I wouldn't recommend drugs, alcohol, violence, or insanity for everyone, but they've always worked for me. -- Hunter S. Thompson


I'll look into it.

I'd rather have Wal-Mart consistently scheduling folks in such away that they could find and keep child care than to have a horrible incident like this in a book. My staff and I take turns sweeping the Wal-Mart parking lot at night, looking for kids bedded down in cars. It's just not safe by any stretch of the imagination.

Be the change you wish to see in the world. --Gandhi
Pointing at Naked Emperors

Totally agree

with you. Excellent early childcare will benefit the entire state; schools, businesses, parents, children, all of us. It is time for us to join the rest of the western industrialized world on many levels and this is one of them.

Worrying about your kids while you're at work is a huge energy and time sink. It would also be nice if businesses would take that knowledge (because trust me, they know this) and use it to benefit their workers by subsidizing good childcare centers rather than using it to discriminate against single parents.

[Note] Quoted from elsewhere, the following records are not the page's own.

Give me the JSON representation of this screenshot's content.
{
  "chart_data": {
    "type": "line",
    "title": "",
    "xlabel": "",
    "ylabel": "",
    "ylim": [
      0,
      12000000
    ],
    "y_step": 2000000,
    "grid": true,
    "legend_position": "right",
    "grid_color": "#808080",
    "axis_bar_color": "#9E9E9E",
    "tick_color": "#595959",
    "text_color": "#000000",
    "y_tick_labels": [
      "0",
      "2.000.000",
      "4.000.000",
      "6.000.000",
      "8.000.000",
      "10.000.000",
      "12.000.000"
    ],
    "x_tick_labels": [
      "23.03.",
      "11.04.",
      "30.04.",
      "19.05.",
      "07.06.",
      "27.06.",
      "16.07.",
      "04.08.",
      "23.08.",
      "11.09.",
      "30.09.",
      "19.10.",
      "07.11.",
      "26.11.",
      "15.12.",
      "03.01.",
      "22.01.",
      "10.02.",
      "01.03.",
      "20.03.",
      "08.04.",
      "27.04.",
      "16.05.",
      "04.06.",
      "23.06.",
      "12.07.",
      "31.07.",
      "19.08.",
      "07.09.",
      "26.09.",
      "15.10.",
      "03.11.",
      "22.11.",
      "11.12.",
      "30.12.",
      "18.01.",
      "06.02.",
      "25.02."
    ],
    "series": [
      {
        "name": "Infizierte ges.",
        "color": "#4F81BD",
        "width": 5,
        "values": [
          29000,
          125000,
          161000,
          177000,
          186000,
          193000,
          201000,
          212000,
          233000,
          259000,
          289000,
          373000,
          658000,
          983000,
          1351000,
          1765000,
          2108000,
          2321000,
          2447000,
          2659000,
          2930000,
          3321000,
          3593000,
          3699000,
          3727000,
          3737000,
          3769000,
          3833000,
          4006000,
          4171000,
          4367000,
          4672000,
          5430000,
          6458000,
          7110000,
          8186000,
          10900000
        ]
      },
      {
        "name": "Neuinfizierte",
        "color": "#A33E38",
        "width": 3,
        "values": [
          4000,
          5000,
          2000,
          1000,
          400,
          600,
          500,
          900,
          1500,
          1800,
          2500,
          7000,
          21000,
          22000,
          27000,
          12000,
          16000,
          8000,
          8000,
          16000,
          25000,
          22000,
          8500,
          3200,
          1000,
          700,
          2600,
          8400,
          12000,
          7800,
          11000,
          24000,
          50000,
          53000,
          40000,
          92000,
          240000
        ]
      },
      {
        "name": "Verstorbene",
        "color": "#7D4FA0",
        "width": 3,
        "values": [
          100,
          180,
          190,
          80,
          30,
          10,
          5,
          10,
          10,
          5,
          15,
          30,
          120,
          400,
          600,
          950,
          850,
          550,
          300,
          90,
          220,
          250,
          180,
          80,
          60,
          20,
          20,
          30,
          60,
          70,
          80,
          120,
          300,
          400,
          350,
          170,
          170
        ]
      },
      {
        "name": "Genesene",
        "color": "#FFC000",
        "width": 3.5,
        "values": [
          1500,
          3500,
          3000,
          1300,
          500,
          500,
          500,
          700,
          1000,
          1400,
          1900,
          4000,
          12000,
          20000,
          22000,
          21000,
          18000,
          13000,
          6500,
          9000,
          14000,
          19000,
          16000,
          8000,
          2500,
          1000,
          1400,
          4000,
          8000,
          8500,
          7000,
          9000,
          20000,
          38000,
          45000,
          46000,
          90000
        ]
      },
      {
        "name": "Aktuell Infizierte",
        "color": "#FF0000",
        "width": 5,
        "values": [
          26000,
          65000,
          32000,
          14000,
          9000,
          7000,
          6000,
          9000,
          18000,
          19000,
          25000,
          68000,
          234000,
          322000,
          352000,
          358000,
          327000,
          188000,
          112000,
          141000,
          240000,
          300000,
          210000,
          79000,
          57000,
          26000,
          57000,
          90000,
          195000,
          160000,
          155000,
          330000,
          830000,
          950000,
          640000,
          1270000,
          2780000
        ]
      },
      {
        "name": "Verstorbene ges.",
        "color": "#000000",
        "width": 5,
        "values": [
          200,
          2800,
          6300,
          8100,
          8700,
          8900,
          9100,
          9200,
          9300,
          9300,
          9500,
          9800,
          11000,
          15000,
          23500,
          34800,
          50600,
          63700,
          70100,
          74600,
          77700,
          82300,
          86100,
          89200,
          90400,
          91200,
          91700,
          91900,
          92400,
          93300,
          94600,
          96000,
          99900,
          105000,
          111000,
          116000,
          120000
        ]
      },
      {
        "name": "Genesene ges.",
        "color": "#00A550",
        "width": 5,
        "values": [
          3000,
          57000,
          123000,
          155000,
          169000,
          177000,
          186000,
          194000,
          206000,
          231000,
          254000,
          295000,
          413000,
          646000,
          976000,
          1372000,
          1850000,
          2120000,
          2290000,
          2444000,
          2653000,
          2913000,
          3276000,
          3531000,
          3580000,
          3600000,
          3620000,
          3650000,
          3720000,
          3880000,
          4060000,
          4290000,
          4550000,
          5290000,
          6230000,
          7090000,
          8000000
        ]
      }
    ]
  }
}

"It is amazing what you can accomplish if you do not care who gets the credit." - Harry Truman

"They took all the trees and put them in a tree museum Then they charged the people a dollar 'n a half just to see 'em. Don't it always seem to go that you don't know what you've got till it's gone? They paved paradise and put up a parking lot."

You're right, Leslie

And the businesses who do recognize that childcare is important to their workers, and allow it as a benefit, either to take the dollars as pre-tax (that can be as much as 6000 a year or more, depending on where you live)have lower employee turnover. It costs a salary and a half to train a new worker, so it only makes sense to do everything you can to keep the people you have in place.